The plan is the latest step towards what Brussels calls a digital single market, in which the European Union's 500 million people will no longer be blocked from buying goods and services more cheaply abroad online.
"E-commerce in the EU is not functioning as smoothly as it could," EU industry commissioner Elzbieta Bienkowska said at a press conference in Brussels to unveil the proposals.
The European Commission, the executive of the 28-nation European Union, called for US web streaming giants like Netflix and Amazon to devote one fifth of their content in Europe to European movies and television shows.
"With these new rules, we will uphold media pluralism, the independence of audiovisual regulators and will make sure incitement to hatred will have no room on video-sharing platforms," said Guenther Oettinger, the EU commissioner for digital economy.
"We also want to ensure a level playing field, responsible behaviour, trust and fairness in the online platforms environment," Oettinger said.

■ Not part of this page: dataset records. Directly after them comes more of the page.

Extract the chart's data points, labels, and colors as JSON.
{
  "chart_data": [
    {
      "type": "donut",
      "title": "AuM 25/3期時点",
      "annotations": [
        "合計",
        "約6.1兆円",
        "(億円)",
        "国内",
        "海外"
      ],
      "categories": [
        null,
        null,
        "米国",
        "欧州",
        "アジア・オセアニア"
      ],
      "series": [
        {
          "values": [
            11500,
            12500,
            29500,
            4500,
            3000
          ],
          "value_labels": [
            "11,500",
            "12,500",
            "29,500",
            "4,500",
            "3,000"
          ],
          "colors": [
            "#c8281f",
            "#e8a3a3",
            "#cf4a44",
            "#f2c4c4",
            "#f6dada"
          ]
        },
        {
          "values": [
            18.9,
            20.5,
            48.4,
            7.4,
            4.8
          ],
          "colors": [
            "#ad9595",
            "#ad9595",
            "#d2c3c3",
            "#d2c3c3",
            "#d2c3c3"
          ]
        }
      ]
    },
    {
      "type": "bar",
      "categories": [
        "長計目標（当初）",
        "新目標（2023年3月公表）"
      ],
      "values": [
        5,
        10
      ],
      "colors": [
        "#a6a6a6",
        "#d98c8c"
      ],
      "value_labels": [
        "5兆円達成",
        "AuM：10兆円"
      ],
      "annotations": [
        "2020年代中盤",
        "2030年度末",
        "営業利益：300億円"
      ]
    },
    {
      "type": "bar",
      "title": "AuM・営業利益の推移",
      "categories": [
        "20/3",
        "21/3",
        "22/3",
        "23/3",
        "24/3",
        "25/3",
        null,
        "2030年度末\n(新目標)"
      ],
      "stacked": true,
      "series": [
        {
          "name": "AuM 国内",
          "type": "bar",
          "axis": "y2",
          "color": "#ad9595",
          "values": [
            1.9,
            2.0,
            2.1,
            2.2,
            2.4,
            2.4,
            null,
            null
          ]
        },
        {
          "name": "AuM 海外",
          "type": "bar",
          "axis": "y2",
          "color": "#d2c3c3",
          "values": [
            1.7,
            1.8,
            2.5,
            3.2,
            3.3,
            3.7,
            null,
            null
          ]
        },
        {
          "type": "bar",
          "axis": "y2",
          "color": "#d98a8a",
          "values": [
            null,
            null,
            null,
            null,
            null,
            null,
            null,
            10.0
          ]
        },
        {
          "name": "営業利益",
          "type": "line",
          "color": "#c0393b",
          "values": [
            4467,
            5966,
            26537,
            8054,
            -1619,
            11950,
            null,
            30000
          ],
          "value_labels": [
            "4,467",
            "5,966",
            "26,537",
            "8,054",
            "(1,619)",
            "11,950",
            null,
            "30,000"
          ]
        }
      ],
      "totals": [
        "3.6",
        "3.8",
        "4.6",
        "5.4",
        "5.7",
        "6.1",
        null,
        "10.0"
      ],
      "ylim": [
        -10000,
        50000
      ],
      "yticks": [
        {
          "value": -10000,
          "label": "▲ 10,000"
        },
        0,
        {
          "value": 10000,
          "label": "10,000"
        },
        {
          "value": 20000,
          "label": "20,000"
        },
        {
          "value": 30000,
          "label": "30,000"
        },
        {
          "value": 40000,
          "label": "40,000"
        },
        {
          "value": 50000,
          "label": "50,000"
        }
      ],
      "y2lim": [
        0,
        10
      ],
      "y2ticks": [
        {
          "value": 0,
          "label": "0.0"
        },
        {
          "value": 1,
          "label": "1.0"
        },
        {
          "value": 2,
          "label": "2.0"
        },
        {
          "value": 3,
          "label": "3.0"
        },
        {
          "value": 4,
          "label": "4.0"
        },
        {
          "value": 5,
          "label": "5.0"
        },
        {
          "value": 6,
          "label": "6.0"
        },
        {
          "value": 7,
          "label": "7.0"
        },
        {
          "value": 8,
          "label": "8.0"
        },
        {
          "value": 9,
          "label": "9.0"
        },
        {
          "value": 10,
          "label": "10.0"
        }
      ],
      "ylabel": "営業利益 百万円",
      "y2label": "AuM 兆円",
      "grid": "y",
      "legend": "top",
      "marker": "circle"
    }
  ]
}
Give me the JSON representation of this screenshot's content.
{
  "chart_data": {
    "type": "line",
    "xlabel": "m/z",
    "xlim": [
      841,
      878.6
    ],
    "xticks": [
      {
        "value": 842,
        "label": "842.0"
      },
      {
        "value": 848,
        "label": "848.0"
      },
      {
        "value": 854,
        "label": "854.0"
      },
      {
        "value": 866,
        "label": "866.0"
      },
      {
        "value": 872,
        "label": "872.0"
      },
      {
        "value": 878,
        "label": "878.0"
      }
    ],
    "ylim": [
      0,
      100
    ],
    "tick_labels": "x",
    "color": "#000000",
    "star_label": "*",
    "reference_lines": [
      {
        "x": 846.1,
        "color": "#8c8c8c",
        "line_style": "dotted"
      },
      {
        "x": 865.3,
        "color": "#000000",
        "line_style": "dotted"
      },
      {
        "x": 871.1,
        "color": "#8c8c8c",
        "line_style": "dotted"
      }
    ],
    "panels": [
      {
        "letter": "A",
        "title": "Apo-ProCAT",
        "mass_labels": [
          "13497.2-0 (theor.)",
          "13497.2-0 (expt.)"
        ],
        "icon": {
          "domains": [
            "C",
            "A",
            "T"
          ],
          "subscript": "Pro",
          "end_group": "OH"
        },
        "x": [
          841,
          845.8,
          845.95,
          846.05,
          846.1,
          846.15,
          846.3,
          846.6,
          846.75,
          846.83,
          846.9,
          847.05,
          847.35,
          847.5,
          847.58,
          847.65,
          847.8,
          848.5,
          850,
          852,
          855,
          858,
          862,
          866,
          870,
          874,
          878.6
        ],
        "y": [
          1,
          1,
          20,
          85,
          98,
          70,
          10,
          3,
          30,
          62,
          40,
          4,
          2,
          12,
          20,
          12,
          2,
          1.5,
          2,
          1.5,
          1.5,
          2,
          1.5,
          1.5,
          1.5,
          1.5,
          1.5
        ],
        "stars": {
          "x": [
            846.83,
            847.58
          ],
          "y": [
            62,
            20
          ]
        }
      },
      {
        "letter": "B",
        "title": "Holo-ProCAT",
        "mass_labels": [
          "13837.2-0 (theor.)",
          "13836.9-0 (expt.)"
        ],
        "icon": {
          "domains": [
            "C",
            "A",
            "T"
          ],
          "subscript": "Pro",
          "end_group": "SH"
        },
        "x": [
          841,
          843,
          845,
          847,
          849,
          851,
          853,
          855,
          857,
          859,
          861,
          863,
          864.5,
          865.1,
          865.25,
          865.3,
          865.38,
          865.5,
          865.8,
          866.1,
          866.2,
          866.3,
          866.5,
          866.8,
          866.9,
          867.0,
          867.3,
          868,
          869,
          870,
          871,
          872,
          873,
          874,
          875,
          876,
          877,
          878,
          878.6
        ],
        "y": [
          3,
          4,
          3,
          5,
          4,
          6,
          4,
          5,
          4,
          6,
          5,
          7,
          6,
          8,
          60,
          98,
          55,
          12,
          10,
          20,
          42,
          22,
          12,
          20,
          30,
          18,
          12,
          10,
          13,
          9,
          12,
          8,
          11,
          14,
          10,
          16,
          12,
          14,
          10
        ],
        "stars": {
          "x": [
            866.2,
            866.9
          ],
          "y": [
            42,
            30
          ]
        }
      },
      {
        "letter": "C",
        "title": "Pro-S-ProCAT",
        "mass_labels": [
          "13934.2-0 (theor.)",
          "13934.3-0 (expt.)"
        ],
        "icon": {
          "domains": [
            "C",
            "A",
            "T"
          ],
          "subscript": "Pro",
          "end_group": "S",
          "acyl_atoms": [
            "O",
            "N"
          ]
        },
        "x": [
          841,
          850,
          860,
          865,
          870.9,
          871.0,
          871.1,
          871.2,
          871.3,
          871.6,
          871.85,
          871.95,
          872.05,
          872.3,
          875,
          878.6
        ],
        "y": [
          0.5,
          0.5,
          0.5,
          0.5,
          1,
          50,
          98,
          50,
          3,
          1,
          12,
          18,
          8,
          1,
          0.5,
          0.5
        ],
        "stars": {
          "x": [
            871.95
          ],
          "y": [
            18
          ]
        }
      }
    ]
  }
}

The commission also proposed that online firms lift barriers starting next year to Internet shoppers who seek cheaper prices for goods and services on sites in different European countries.
The system is known as "geoblocking", whereby customers are limited to websites in their home countries for services like car hire or travel, and are blocked from seeking better prices on foreign sites.
Under the proposals, for example, automatically rerouting customers to a local version of the online service will be forbidden.
"Discrimination between EU consumers based on the objective to segment markets along national borders has no place in the Single Market," Bienkowska said.
"With clearer rules, better enforcement and more affordable cross-border parcel delivery, it will be easier for consumers and companies ... to make the most of the EU Single Market and the cross-border e-commerce," she said.
In a related proposal, the commission called for making cross-border parcel delivery more affordable by introducing greater price transparency to foster competition.
The plans must now be approved by member states and the European parliament.